Billion Triple Challenge - Introduction • Introduction - • What is billion triple challenge? • Peter Mika (Yahoo!) and Jim Hendler (RPI) have initiated the Billion Triples Challenge at the 7th Int. Semantic Web Conference. • They constructed the challenge of managing a huge amount of over one billion ill-structured facts harvested from public sources such as Wikipedia and semantic home pages and making this information and its relationships available for easy access and intuitive interaction by the lay user.

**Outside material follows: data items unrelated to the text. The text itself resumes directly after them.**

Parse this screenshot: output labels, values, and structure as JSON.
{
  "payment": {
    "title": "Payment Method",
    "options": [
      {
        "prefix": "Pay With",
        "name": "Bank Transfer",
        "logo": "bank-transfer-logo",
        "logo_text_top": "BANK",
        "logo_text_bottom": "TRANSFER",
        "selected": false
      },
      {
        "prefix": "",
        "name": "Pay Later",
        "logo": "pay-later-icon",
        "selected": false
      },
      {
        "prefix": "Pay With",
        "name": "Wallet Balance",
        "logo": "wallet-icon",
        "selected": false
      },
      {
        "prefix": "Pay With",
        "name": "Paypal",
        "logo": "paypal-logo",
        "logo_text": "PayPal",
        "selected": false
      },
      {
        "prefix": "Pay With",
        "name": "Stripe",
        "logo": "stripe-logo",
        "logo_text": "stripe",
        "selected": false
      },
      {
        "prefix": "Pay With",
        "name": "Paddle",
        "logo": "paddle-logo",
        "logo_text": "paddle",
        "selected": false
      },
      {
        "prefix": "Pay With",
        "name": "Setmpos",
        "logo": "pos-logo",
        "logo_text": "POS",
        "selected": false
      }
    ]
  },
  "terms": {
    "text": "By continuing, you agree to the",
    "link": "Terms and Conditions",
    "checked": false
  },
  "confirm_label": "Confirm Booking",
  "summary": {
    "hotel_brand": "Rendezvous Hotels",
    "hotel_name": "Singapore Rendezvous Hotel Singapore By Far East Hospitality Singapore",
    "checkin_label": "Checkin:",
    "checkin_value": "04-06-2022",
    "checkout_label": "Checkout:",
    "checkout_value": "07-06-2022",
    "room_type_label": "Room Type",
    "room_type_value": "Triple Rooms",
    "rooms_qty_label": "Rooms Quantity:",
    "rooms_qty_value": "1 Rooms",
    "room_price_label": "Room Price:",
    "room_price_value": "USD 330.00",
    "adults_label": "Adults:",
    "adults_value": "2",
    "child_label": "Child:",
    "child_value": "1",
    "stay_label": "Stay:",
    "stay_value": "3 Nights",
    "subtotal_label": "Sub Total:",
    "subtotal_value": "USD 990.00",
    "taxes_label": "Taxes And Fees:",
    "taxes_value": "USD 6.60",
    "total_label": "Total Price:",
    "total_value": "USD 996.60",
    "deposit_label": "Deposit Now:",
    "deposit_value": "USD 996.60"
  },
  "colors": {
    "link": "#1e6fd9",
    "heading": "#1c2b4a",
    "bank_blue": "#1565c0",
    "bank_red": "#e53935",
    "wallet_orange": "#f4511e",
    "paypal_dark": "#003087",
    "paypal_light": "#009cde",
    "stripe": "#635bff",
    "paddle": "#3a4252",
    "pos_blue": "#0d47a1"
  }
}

Billion Triple Challenge – Solutions • Billion Triple Challenge - problem • Managing a huge amount of over one billion ill-structured facts harvested from public sources such as Wikipedia and semantic home pages and making this information and its relationships available for easy access and intuitive interaction by the lay user. • Billion Triple Challenge – solution • General solution overview/requirements – • Huge Data and Less Memory • Efficient data store – no redundancies • Efficient access – easy and fast
Billion Triple Challenge • Semantics Scales in the Cloud: • University of Koblenz wins the challenge. • Semaplorer - an application – • SemaPlorer is an easy to use application that allows end users to interactively explore and visualize a very large, mixed-quality and semantically heterogeneous distributed semantic data set in real-time. • Its purpose is to acquaint oneself about a city, touristic area, or other area of interest. • By visualizing the data using a map, media, and different context views, we clearly go beyond simple storage and retrieval of large numbers of triples. • The interaction with the large data set is driven by the user. • SemaPlorer leverages different semantic data sources such as DBpedia, GeoNames, WordNet, and personal FOAF files. These make a significant portion of the data provided for the billion triple challenge. • More info @ http://www.uni-koblenz-landau.de/koblenz/fb4/institute/IFI/AGStaab/Research/systeme/semap
Summary • Test sets – • Huge data sets either in RDF/Triple or any other format that can be used by KBS as RDF store to check the performance of the system while loading, querying/accessing such huge data sets. • LUBM, SP2B are more of benchmarking standards • Barton Data Set - a huge library data set • Billion Triple Challenge – Challenge to desig and develop such efficient KBS to handle billion triples.